Sophia De Wolfe is a widow and former spy. When she retired her former spy-master, Walsingham, brokered a marriage for her with the wealthy merchant Humphrey de Wolfe and they were very happy until his death. When she was nineteen Sophia fell in love with a Jesuit priest and bore a child out of wedlock who was subsequently adopted, she has used her connections to discover the identity of the child, who is now a young man of fifteen and has kept an eye on him ever since. Her son, Tobie, who has no idea she is his birth mother, is an actor in a theatre company and she supports the company with her patronage.
One night, a young woman's body is found in a shallow grave. She is no pauper, instead she is an incredibly wealthy young woman, Agnes, ward to Sir Thomas North, who was intended to be betrothed to Thomas's son Edmund. Pinned to the girl's body is a note in a code created especially for Sophia when she was a spy. She hasn't thought of the code for a decade - who could have got hold of it and why would they use it to write a note and pin it to a body? Has someone discovered Sophia's past? Robert Cecil, the queen's current spymaster instructs Sophia to investigate.

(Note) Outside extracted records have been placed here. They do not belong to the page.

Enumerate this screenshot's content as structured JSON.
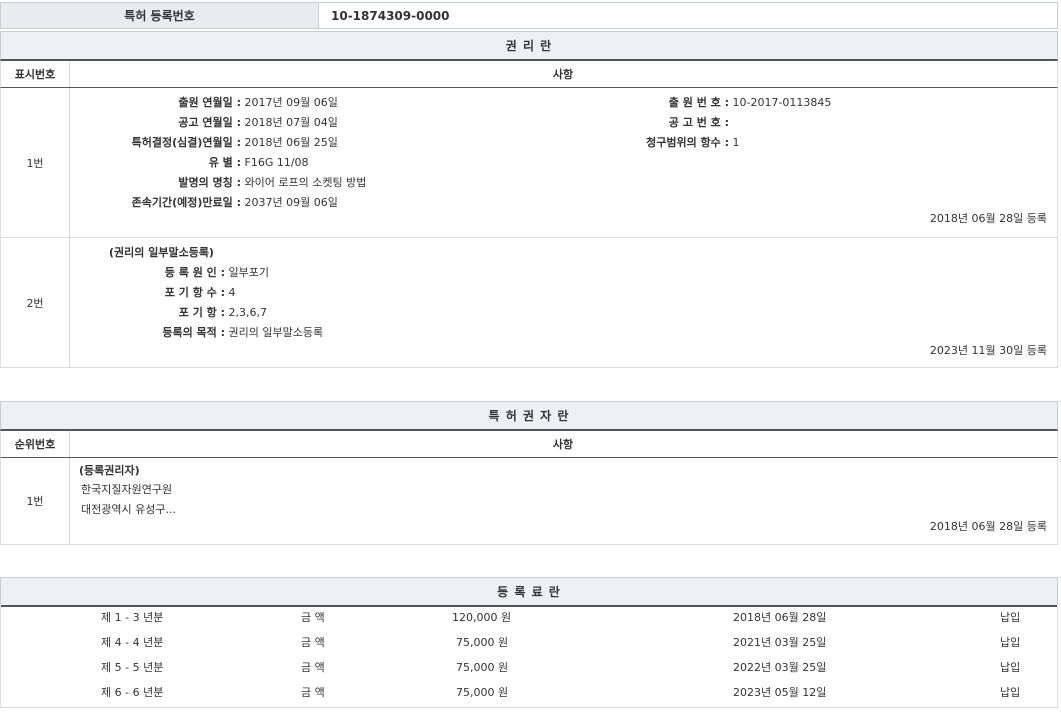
{
  "registration": {
    "label": "특허 등록번호",
    "value": "10-1874309-0000"
  },
  "rights": {
    "title": "권 리 란",
    "col_num": "표시번호",
    "col_desc": "사항",
    "entry1": {
      "num": "1번",
      "app_date_label": "출원 연월일 :",
      "app_date": "2017년 09월 06일",
      "pub_date_label": "공고 연월일 :",
      "pub_date": "2018년 07월 04일",
      "decision_label": "특허결정(심결)연월일 :",
      "decision": "2018년 06월 25일",
      "class_label": "유 별 :",
      "class": "F16G 11/08",
      "invention_label": "발명의 명칭 :",
      "invention": "와이어 로프의 소켓팅 방법",
      "expiry_label": "존속기간(예정)만료일 :",
      "expiry": "2037년 09월 06일",
      "app_no_label": "출 원 번 호 :",
      "app_no": "10-2017-0113845",
      "pub_no_label": "공 고 번 호 :",
      "pub_no": "",
      "claims_label": "청구범위의 항수 :",
      "claims": "1",
      "reg_date": "2018년 06월 28일 등록"
    },
    "entry2": {
      "num": "2번",
      "heading": "(권리의 일부말소등록)",
      "cause_label": "등 록 원 인 :",
      "cause": "일부포기",
      "waived_count_label": "포 기 항 수 :",
      "waived_count": "4",
      "waived_label": "포 기 항 :",
      "waived": "2,3,6,7",
      "purpose_label": "등록의 목적 :",
      "purpose": "권리의 일부말소등록",
      "reg_date": "2023년 11월 30일 등록"
    }
  },
  "holders": {
    "title": "특 허 권 자 란",
    "col_num": "순위번호",
    "col_desc": "사항",
    "entry1": {
      "num": "1번",
      "heading": "(등록권리자)",
      "name": "한국지질자원연구원",
      "address": "대전광역시 유성구...",
      "reg_date": "2018년 06월 28일 등록"
    }
  },
  "fees": {
    "title": "등 록 료 란",
    "rows": [
      {
        "period": "제 1 - 3 년분",
        "amount_label": "금 액",
        "amount": "120,000 원",
        "date": "2018년 06월 28일",
        "status": "납입"
      },
      {
        "period": "제 4 - 4 년분",
        "amount_label": "금 액",
        "amount": "75,000 원",
        "date": "2021년 03월 25일",
        "status": "납입"
      },
      {
        "period": "제 5 - 5 년분",
        "amount_label": "금 액",
        "amount": "75,000 원",
        "date": "2022년 03월 25일",
        "status": "납입"
      },
      {
        "period": "제 6 - 6 년분",
        "amount_label": "금 액",
        "amount": "75,000 원",
        "date": "2023년 05월 12일",
        "status": "납입"
      }
    ]
  }
}
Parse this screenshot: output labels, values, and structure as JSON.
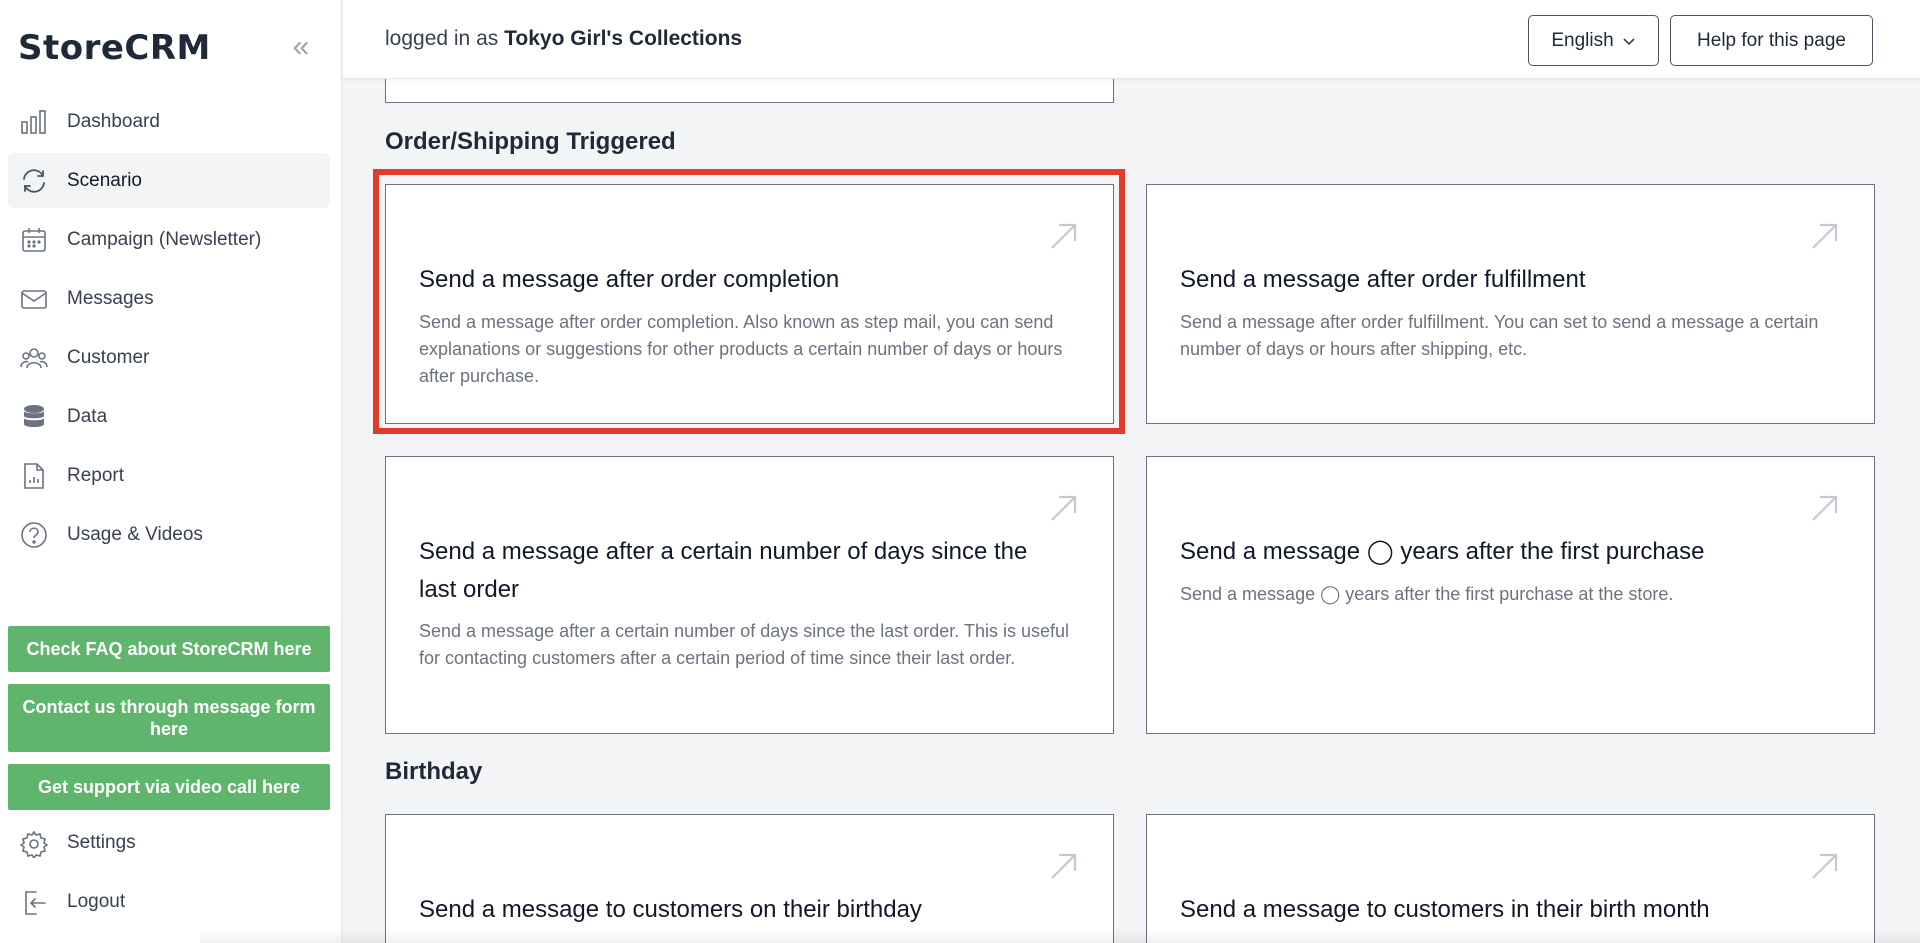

Then disaster strikes. Sir Thomas has found love letters from Tobie to Agnes and has decided that Tobie killed her when she refused to elope with him. Now Sophia will do anything to rescue her son from prison. But as she investigates things become murky, was her death connected to a secret Catholic conspiracy? Why did the Countess of Essex take such an interest in Agnes? Is her murder related to the uprisings in Ireland? Was her murder a direct hit to Sophia?
I requested this book thinking the author was C.J. Sansom or Andrew Taylor (many of whose books I have read and enjoyed) and honestly I was none the wiser at the end that it wasn't one of these authors - I will definitely revisit her Giordano Bruno series - I think I bought the first one and couldn't get into it.
Overall, a fascinating, well-plotted historical detective series and I will definitely request the second book in the series.
I received an ARC from the publisher via NetGalley.